First Grade Teacher Loses Tenure For Airing Classroom Frustrations on Facebook

No First Amendment Protection for public school teacher’s comments on Facebook — In re O’Brien, 2013 WL 132508 (N.J. Super. App. Div. Jan 11, 2013)

We’ve seen a number of cases in which employees are fired for making comments on Facebook that they never thought would get around. (For a sampling, see my posts on Sutton v. Bailey, the BMW dealership decision, and Sumien v. Careflite.)  Put In re O’Brien in this category of cases, except add a twist: Here, the employer is a public school district.  Does the First Amendment (which applies only to government action) add a layer of protection to comments posted by a public employee on social media?  Not in this case.

Jennifer O’Brien was a first-grade schoolteacher.  O’Brien posted two statements on Facebook:

I’m not a teacher—I’m a warden for future criminals!

And the second:

They had a scared straight program in school—why couldn’t [I] bring [first] graders?

The Facebook comments were brought to the attention of the principal at O’Brien’s school (Ortiz).  Ortiz was “appalled” by the statements.  O’Brien’s Facebook comments also spread quickly throughout the school district, causing a well-publicized uproar.

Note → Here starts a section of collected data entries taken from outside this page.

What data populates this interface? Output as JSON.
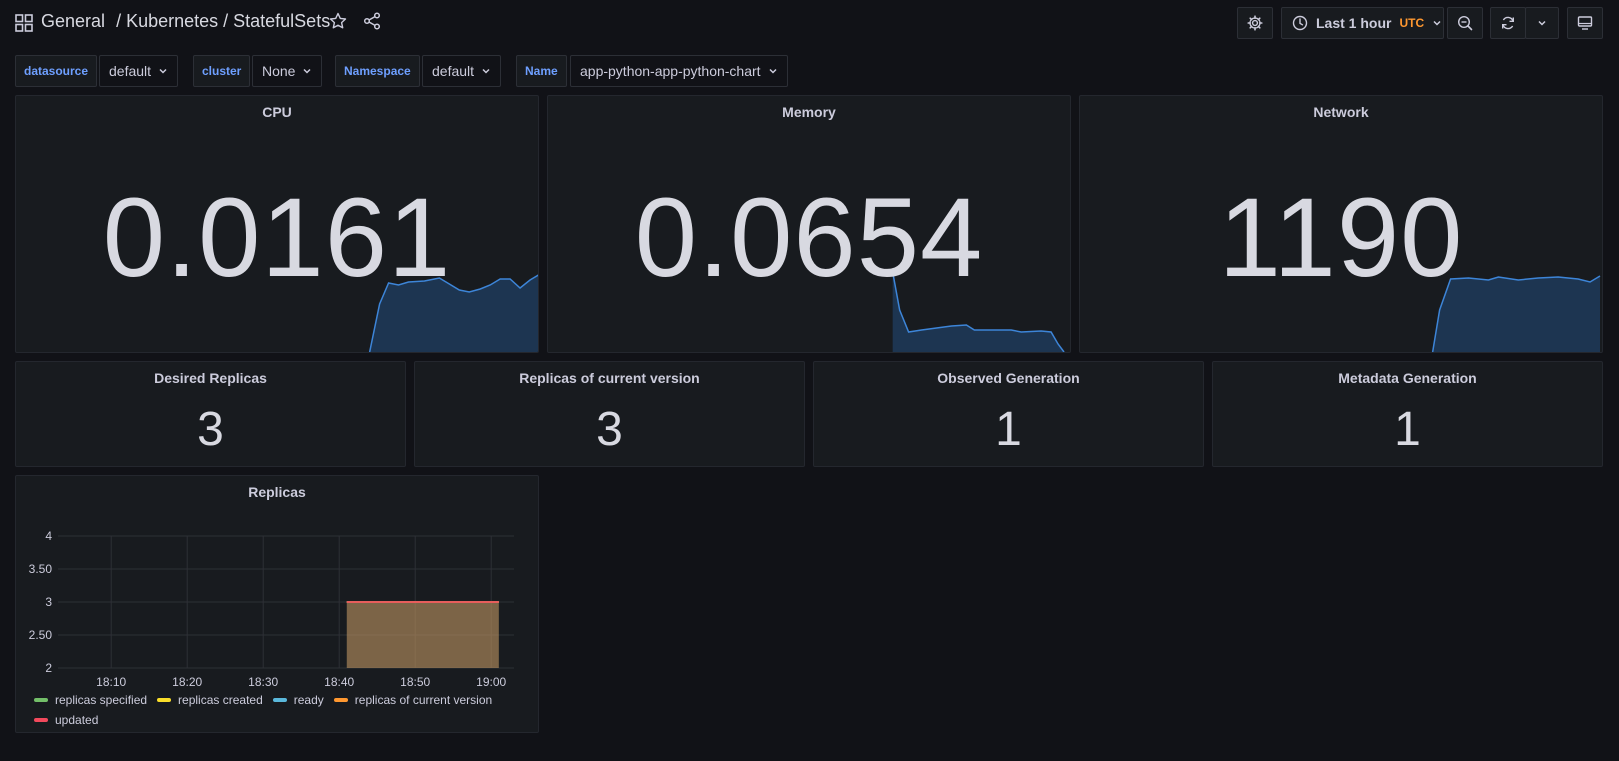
{
  "breadcrumb": {
    "folder": "General",
    "path": "/ Kubernetes / StatefulSets"
  },
  "time_picker": {
    "range": "Last 1 hour",
    "timezone": "UTC"
  },
  "variables": [
    {
      "label": "datasource",
      "value": "default"
    },
    {
      "label": "cluster",
      "value": "None"
    },
    {
      "label": "Namespace",
      "value": "default"
    },
    {
      "label": "Name",
      "value": "app-python-app-python-chart"
    }
  ],
  "stat_panels": [
    {
      "title": "CPU",
      "value": "0.0161"
    },
    {
      "title": "Memory",
      "value": "0.0654"
    },
    {
      "title": "Network",
      "value": "1190"
    }
  ],
  "small_stats": [
    {
      "title": "Desired Replicas",
      "value": "3"
    },
    {
      "title": "Replicas of current version",
      "value": "3"
    },
    {
      "title": "Observed Generation",
      "value": "1"
    },
    {
      "title": "Metadata Generation",
      "value": "1"
    }
  ],
  "colors": {
    "background": "#111217",
    "panel": "#181b1f",
    "accent_blue": "#5794f2",
    "variable_label": "#6e9fff",
    "utc_orange": "#ff9830"
  },
  "chart_data": {
    "type": "area",
    "title": "Replicas",
    "x_ticks": [
      "18:10",
      "18:20",
      "18:30",
      "18:40",
      "18:50",
      "19:00"
    ],
    "y_ticks": [
      "2",
      "2.50",
      "3",
      "3.50",
      "4"
    ],
    "ylim": [
      2,
      4
    ],
    "grid": true,
    "legend_placement": "bottom",
    "series": [
      {
        "name": "replicas specified",
        "color": "#73bf69",
        "values": [
          3,
          3
        ]
      },
      {
        "name": "replicas created",
        "color": "#fade2a",
        "values": [
          3,
          3
        ]
      },
      {
        "name": "ready",
        "color": "#5ab8db",
        "values": [
          3,
          3
        ]
      },
      {
        "name": "replicas of current version",
        "color": "#ff9830",
        "values": [
          3,
          3
        ]
      },
      {
        "name": "updated",
        "color": "#f2495c",
        "values": [
          3,
          3
        ]
      }
    ],
    "x": [
      "18:41",
      "19:01"
    ]
  }
}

The school district charged O’Brien with conduct unbecoming of a teacher.  An administrative law judge (ALJ) found support for the charge and recommended O’Brien’s removal from her tenured position, and the acting commissioner of the school district agreed.  The ALJ was particularly bothered by O’Brien’s lack of remorse in posting the comments.  A New Jersey court adopted with the reasoning of the ALJ on appeal.

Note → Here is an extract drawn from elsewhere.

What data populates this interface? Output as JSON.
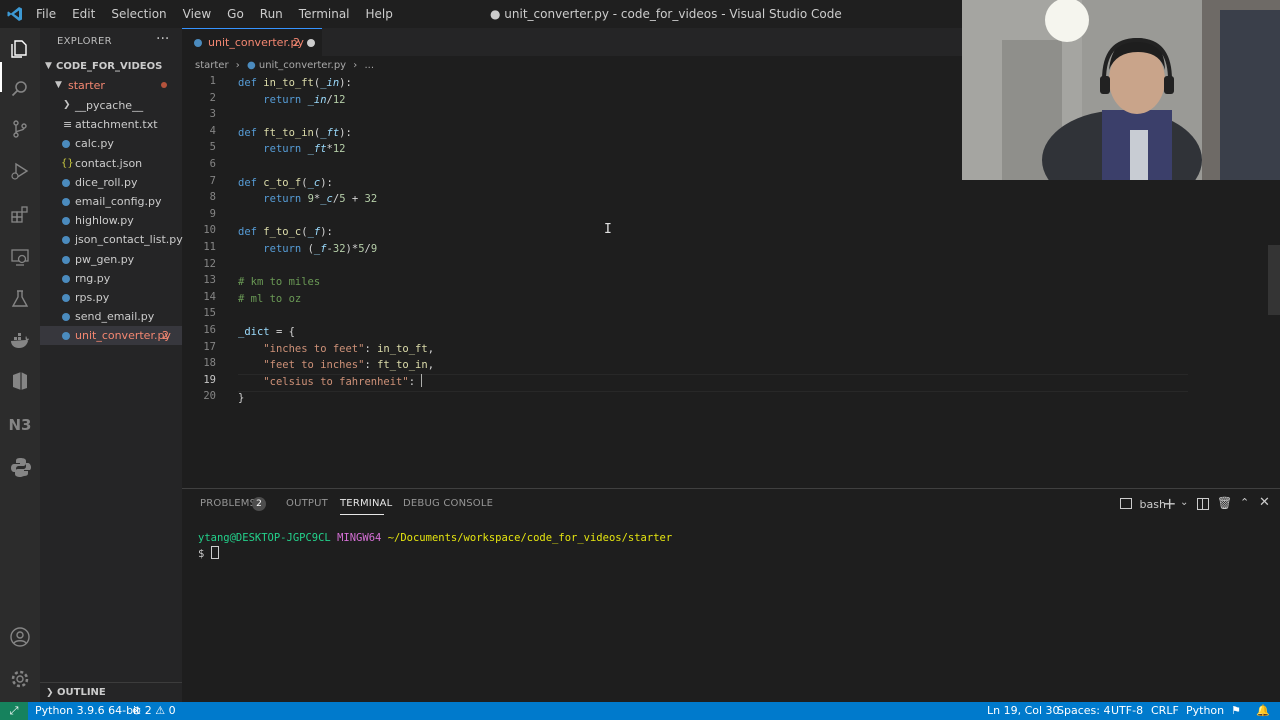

Both at the administrative level and on appeal, O’Brien argued that the First Amendment protected her Facebook statements.  The court disagreed, applying the test stated in the Supreme Court’s decision in Pickering v. Board of Education that analyzes whether a public employee’s statements are protected by the First Amendment by balancing the employee’s interest, “as a citizen, in commenting on matters of public concern against the interest of the State, as an employer, in promoting the efficiency of the public services it performs through its employees.”

The court accepted the findings of the ALJ and Commissioner that O’Brien’s real motivation for making the statements was her dissatisfaction with her job and the conduct of some of her students, not a desire to comment on “matters of public concern.”  Even if the comments regarded a matter of public concern, O’Brien’s right to express those comments was outweighed by the school district’s interest in the efficient operation of its schools.  The court also rejected O’Brien’s arguments that there was insufficient evidence to support the charge against her, and that removal was an inappropriate penalty.

LegalTXTS Lesson: Public employers need to exercise more caution when disciplining employees for their activity on social media networks.  Unlike the private sector, public agencies are limited by the First Amendment when regulating expression of their employees.  But even public employees don’t have absolute freedom to say whatever they want.  As O’Brien reminds us, when public employees make comments of a personal nature, or their comments interfere with the delivery of government services, such expression is not protected by the First Amendment.